Kevin Harvick celebrates in Victory Lane after winning a NASCAR Cup Series auto race Sunday, July 22, 2018, at New Hampshire Motor Speedway in Loudon, N.H. (AP Photo/Mary Schwalm)

LOUDON (AP) – Kevin Harvick used a bump-and-run on Kyle Busch with seven laps left to win a thrilling battle of two of NASCAR’s dominant drivers Sunday at New Hampshire Motor Speedway.

Harvick aimed his Ford bumper at the right side of Busch’s Toyota and nudged the leader out of the way for the move of the race in another stellar showing for the leader of the Big Three.

“I felt like it was my best opportunity to do what I had to do to win,” Harvick said. “I didn’t want to wreck him. But I didn’t want to waste a bunch of time behind him.”

Added Busch: “How you race is you get raced.”

Harvick raced to his sixth victory of the season and went 1-2 in some order with Busch for the ninth time this year. Busch has five wins and Martin Truex Jr., fourth Sunday, has four.

The Big Three were threatened in a race delayed by rain for more than three hours by Aric Almirola, who replaced Danica Patrick in the No. 10 Ford, for a portion of the race. He threatened to crash the party and had his second career Cup victory in sight. He led for more than 40 laps but was derailed by a poor pit stop and spun his tires on a restart that cost him.

“You think I’d be happy,” he said.

Not in this race.

Almirola was the latest also-ran to realize drivers have to be perfect to catch either of the Big Three.

Harvick, who won his 43rd career race, was in New Hampshire.

Harvick reeled off three straight victories at Atlanta, Las Vegas and Phoenix and went back-to-back in May at Dover and Kansas. It had been seven races since he reached victory lane.

He did what he had to do again in the No. 4 Ford to celebrate there again for Stewart-Haas Racing.

Here are some items of note from a wet day in New Hampshire.

One and done

New Hampshire hosted its only Cup weekend of the season because track owner Speedway Motorsports Inc. transferred the fall playoff race to Las Vegas Motor

Speedway. New Hampshire ran its first Cup race in 1993 and got a second date in 1997.

The track will fill the open date in September with the NASCAR Modified Tour and the winner of the marquee Musket 250 race will claim a share of the $181,100 purse. New Hampshire also plans to hold a country music festival in 2019.

Many drivers feel the sport would be helped if it stopped racing twice a season at some tracks.

Track general manager Dave McGrath said there was a modest ticket bump from Sunday’s race compared to last July. He did not reveal attendance numbers.

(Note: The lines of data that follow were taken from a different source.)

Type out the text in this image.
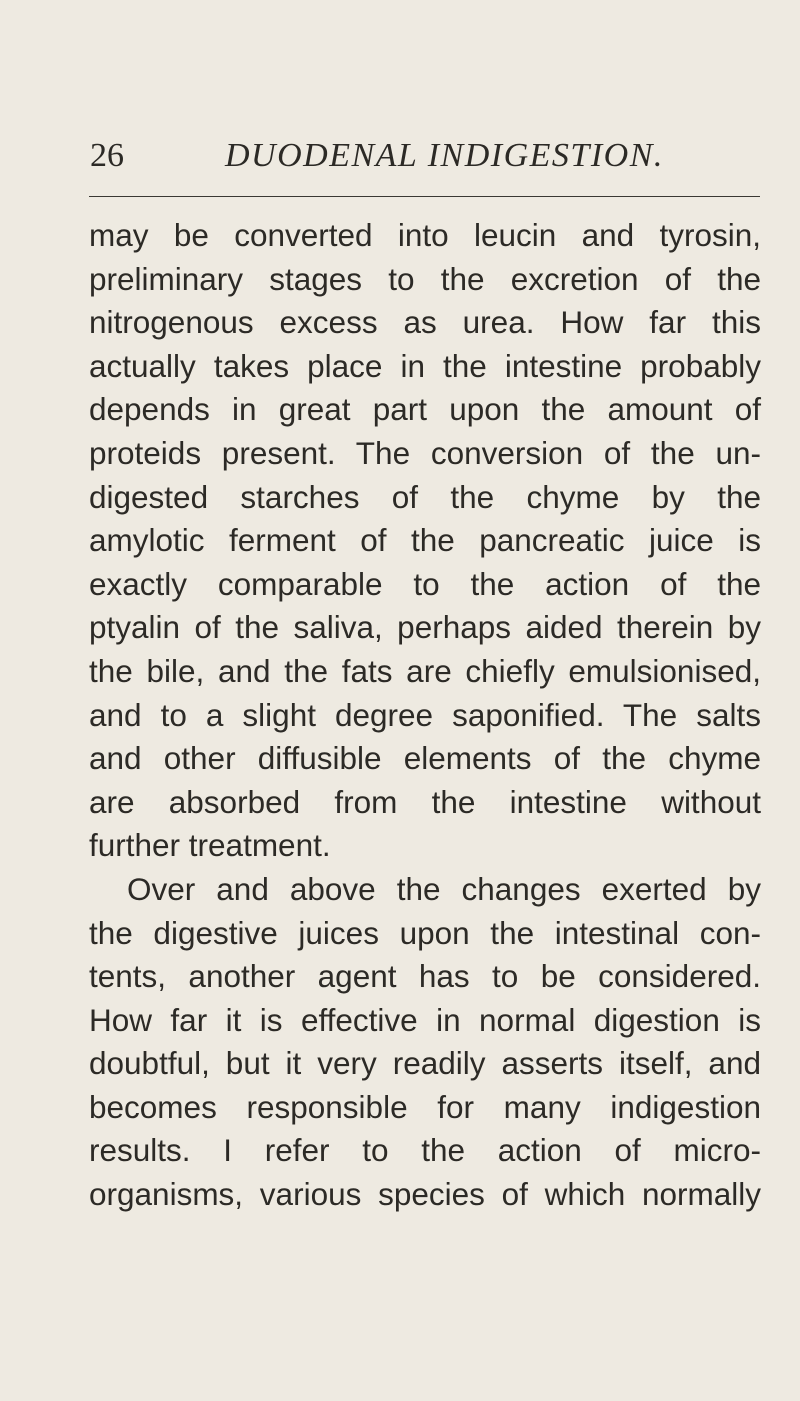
26	DUODENAL INDIGESTION.
may be converted into leucin and tyrosin,
preliminary stages to the excretion of the
nitrogenous excess as urea. How far this
actually takes place in the intestine probably
depends in great part upon the amount of
proteids present. The conversion of the un-
digested starches of the chyme by the
amylotic ferment of the pancreatic juice is
exactly comparable to the action of the
ptyalin of the saliva, perhaps aided therein by
the bile, and the fats are chiefly emulsionised,
and to a slight degree saponified. The salts
and other diffusible elements of the chyme
are absorbed from the intestine without
further treatment.
Over and above the changes exerted by
the digestive juices upon the intestinal con-
tents, another agent has to be considered.
How far it is effective in normal digestion is
doubtful, but it very readily asserts itself, and
becomes responsible for many indigestion
results. I refer to the action of micro-
organisms, various species of which normally
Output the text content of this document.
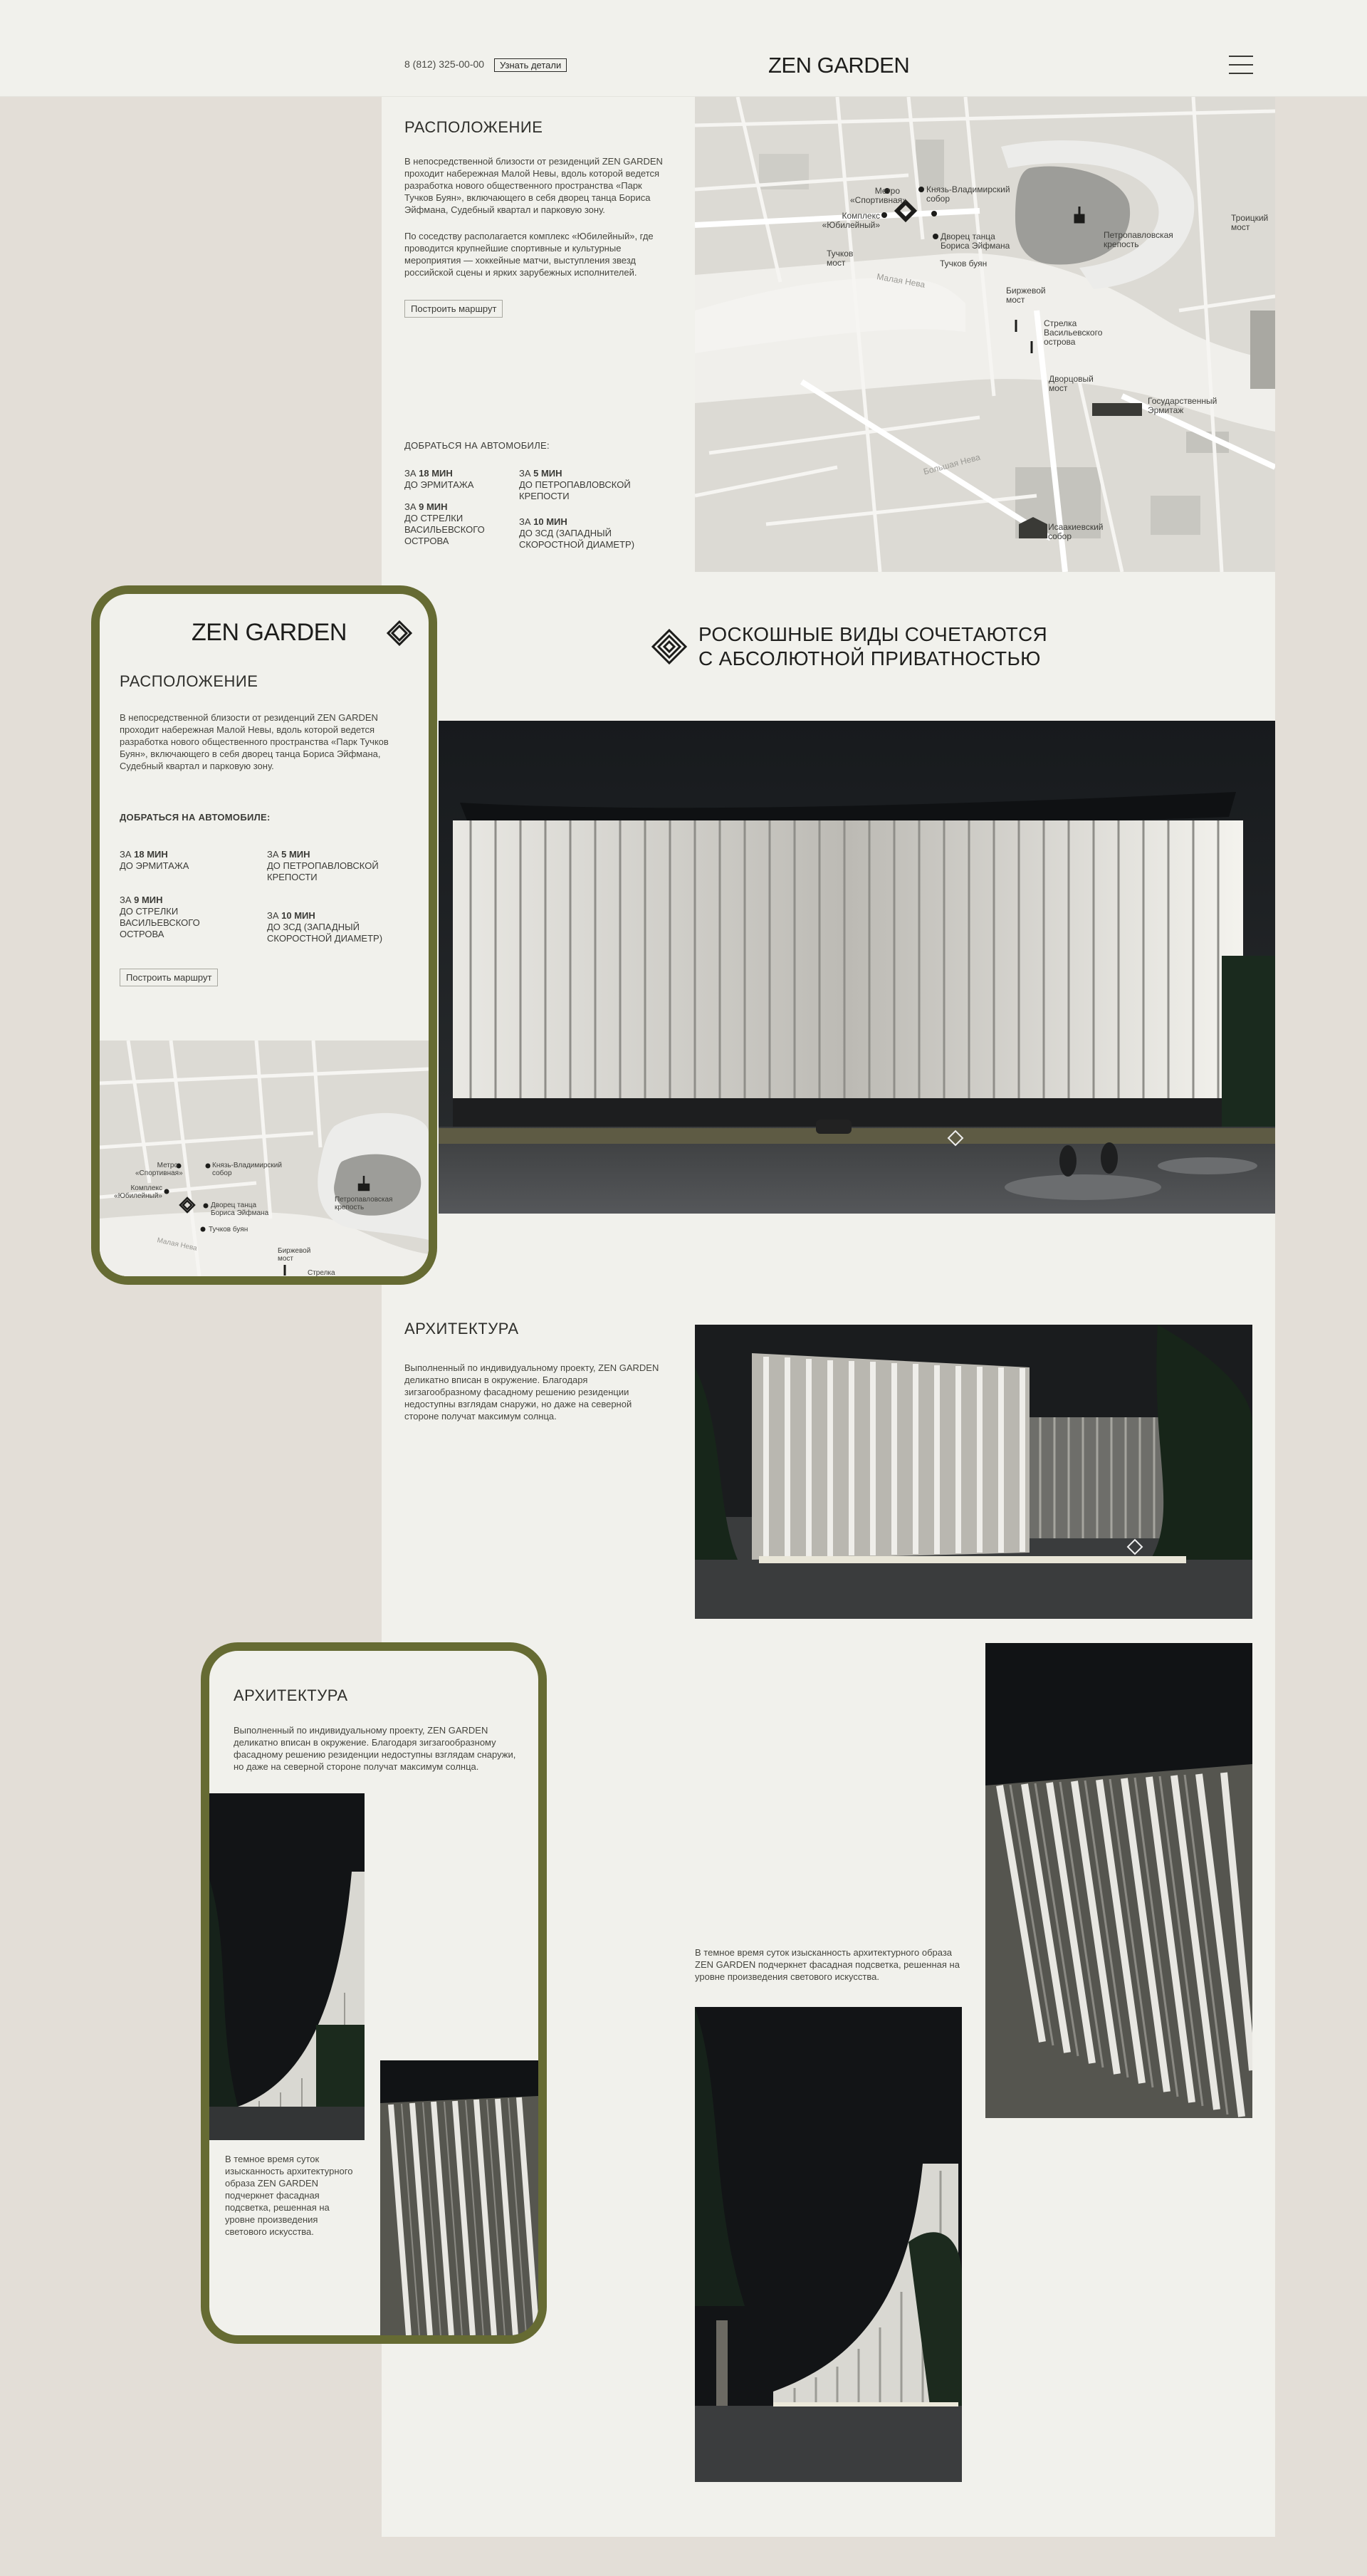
8 (812) 325-00-00	Узнать детали	ZEN GARDEN
РАСПОЛОЖЕНИЕ
В непосредственной близости от резиденций ZEN GARDEN проходит набережная Малой Невы, вдоль которой ведется разработка нового общественного пространства «Парк Тучков Буян», включающего в себя дворец танца Бориса Эйфмана, Судебный квартал и парковую зону.
По соседству располагается комплекс «Юбилейный», где проводится крупнейшие спортивные и культурные мероприятия — хоккейные матчи, выступления звезд российской сцены и ярких зарубежных исполнителей.
Построить маршрут
ДОБРАТЬСЯ НА АВТОМОБИЛЕ:
ЗА 18 МИН
ДО ЭРМИТАЖА
ЗА 5 МИН
ДО ПЕТРОПАВЛОВСКОЙ КРЕПОСТИ
ЗА 9 МИН
ДО СТРЕЛКИ ВАСИЛЬЕВСКОГО ОСТРОВА
ЗА 10 МИН
ДО ЗСД (ЗАПАДНЫЙ СКОРОСТНОЙ ДИАМЕТР)
Метро «Спортивная»
Князь-Владимирский собор
Комплекс «Юбилейный»
Дворец танца Бориса Эйфмана
Тучков мост	Тучков буян
Малая Нева
Петропавловская крепость
Троицкий мост
Биржевой мост
Стрелка Васильевского острова
Дворцовый мост
Государственный Эрмитаж
Большая Нева
Исаакиевский собор
РОСКОШНЫЕ ВИДЫ СОЧЕТАЮТСЯ
С АБСОЛЮТНОЙ ПРИВАТНОСТЬЮ
ZEN GARDEN
РАСПОЛОЖЕНИЕ
В непосредственной близости от резиденций ZEN GARDEN проходит набережная Малой Невы, вдоль которой ведется разработка нового общественного пространства «Парк Тучков Буян», включающего в себя дворец танца Бориса Эйфмана, Судебный квартал и парковую зону.
ДОБРАТЬСЯ НА АВТОМОБИЛЕ:
ЗА 18 МИН
ДО ЭРМИТАЖА
ЗА 5 МИН
ДО ПЕТРОПАВЛОВСКОЙ КРЕПОСТИ
ЗА 9 МИН
ДО СТРЕЛКИ ВАСИЛЬЕВСКОГО ОСТРОВА
ЗА 10 МИН
ДО ЗСД (ЗАПАДНЫЙ СКОРОСТНОЙ ДИАМЕТР)
Построить маршрут
Метро «Спортивная»
Князь-Владимирский собор
Комплекс «Юбилейный»
Дворец танца Бориса Эйфмана
Тучков буян
Малая Нева
Петропавловская крепость
Биржевой мост
Стрелка
АРХИТЕКТУРА
Выполненный по индивидуальному проекту, ZEN GARDEN деликатно вписан в окружение. Благодаря зигзагообразному фасадному решению резиденции недоступны взглядам снаружи, но даже на северной стороне получат максимум солнца.
В темное время суток изысканность архитектурного образа ZEN GARDEN подчеркнет фасадная подсветка, решенная на уровне произведения светового искусства.
АРХИТЕКТУРА
Выполненный по индивидуальному проекту, ZEN GARDEN деликатно вписан в окружение. Благодаря зигзагообразному фасадному решению резиденции недоступны взглядам снаружи, но даже на северной стороне получат максимум солнца.
В темное время суток изысканность архитектурного образа ZEN GARDEN подчеркнет фасадная подсветка, решенная на уровне произведения светового искусства.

“There’s no significant drop year over year. We’re holding our own,” McGrath said. “I wish that everybody that was here in September was here in July but I think that’s going to take a few years for that to truly take hold. The good news is, that level, steady (crowd) is a big win in my book. That clearly shows we’re keeping those that we had and it’s our job now to find that next group to come and be part of the weekend.”

WORKING FOR THE WEEKEND

Loverboy played the pre-race concert in the rain.

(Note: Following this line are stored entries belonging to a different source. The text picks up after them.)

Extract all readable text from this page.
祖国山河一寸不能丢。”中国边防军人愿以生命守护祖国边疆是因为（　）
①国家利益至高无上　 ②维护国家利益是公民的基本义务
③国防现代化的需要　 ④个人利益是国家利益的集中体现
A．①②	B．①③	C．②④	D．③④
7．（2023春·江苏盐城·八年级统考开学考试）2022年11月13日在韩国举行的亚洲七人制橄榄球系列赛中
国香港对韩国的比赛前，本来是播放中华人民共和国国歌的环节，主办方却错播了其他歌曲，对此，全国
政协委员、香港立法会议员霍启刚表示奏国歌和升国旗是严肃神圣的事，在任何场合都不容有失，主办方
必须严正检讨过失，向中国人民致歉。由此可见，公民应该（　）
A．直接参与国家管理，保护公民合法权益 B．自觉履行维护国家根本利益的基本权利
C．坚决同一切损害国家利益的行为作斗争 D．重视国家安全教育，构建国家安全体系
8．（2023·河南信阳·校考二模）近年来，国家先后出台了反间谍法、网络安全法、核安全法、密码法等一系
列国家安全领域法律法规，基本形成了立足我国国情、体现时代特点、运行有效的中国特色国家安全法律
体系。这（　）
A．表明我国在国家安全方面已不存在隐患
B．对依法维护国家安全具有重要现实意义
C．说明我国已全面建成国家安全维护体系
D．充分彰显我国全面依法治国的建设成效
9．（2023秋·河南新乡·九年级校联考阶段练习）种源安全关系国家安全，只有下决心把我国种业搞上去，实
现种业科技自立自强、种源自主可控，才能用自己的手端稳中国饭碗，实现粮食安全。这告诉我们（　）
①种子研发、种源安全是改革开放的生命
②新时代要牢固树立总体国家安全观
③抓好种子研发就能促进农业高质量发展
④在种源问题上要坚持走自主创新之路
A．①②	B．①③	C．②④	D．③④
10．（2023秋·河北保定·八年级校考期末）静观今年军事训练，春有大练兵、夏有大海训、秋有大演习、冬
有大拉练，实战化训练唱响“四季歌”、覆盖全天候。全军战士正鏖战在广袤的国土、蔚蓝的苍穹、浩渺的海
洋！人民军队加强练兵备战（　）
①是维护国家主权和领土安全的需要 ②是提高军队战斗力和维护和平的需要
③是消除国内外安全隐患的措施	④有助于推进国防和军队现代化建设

Loverboy’s song “Heaven in Your Eyes” was on the “Top Gun” soundtrack in 1986 and Tom Cruise recently started filming the sequel “Top Gun: Maverick.”

That had 80s movie soundtrack fans lovin’ every minute of wondering if Loverboy also would return for the flick.

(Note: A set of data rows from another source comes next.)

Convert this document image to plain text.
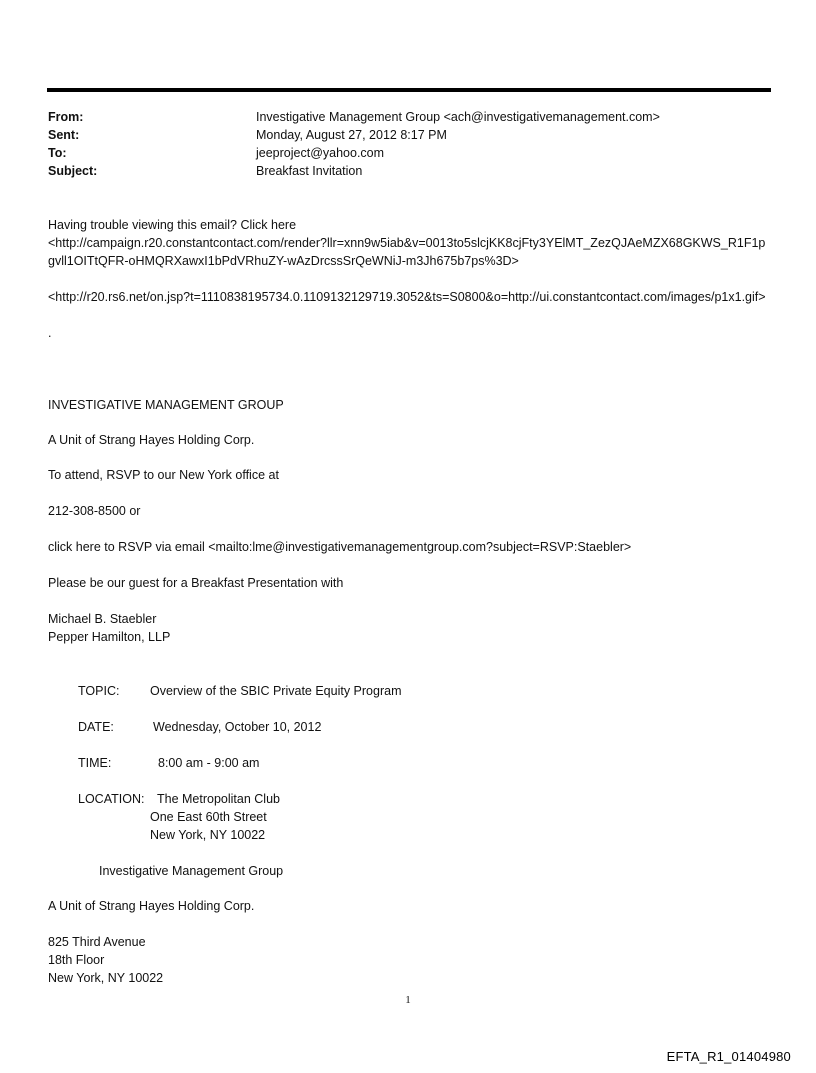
From:	Investigative Management Group <ach@investigativemanagement.com>
Sent:	Monday, August 27, 2012 8:17 PM
To:	jeeproject@yahoo.com
Subject:	Breakfast Invitation
Having trouble viewing this email? Click here
<http://campaign.r20.constantcontact.com/render?llr=xnn9w5iab&v=0013to5slcjKK8cjFty3YElMT_ZezQJAeMZX68GKWS_R1F1pgvll1OITtQFR-oHMQRXawxI1bPdVRhuZY-wAzDrcssSrQeWNiJ-m3Jh675b7ps%3D>
<http://r20.rs6.net/on.jsp?t=1110838195734.0.1109132129719.3052&ts=S0800&o=http://ui.constantcontact.com/images/p1x1.gif>
.
INVESTIGATIVE MANAGEMENT GROUP
A Unit of Strang Hayes Holding Corp.
To attend, RSVP to our New York office at
212-308-8500 or
click here to RSVP via email <mailto:lme@investigativemanagementgroup.com?subject=RSVP:Staebler>
Please be our guest for a Breakfast Presentation with
Michael B. Staebler
Pepper Hamilton, LLP
TOPIC: Overview of the SBIC Private Equity Program
DATE:	Wednesday, October 10, 2012
TIME:	8:00 am - 9:00 am
LOCATION: The Metropolitan Club
One East 60th Street
New York, NY 10022
Investigative Management Group
A Unit of Strang Hayes Holding Corp.
825 Third Avenue
18th Floor
New York, NY 10022
1
EFTA_R1_01404980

Lead singer Mike Reno said he recorded a song he hoped would be used in the movie.

“We recorded it and I sent it out. I don’t know if they’re going to take it,” Reno said. “I’m hoping they pick some nice retro music, rather than go with the new stuff. When you listen to the song we recorded for the new ‘Top Gun,’ you can almost hear the jets flying by.”

SAFETY FIRST

New England Patriots safety Patrick Chung had been scheduled to drive the pace car for the race.

“I think they need to put me in a real car,” Chung said, laughing.

Chung declined to discuss the NFL’s national anthem debate that was reignited this week. Miami Dolphins owner Stephen Ross said he hadn’t decided whether to actually discipline players who protest during the national anthem when he formally told the team that the demonstrations could be punishable.

“Can’t worry about things you can’t control. It is what it is,” Chung said.

Chung said he was ready for the Patriots to start training camp and put the Super Bowl loss to the Philadelphia Eagles behind them.

“That game sucked,” he said.

UP NEXT

The series heads to Pocono Raceway where Kyle Busch is the defending race winner.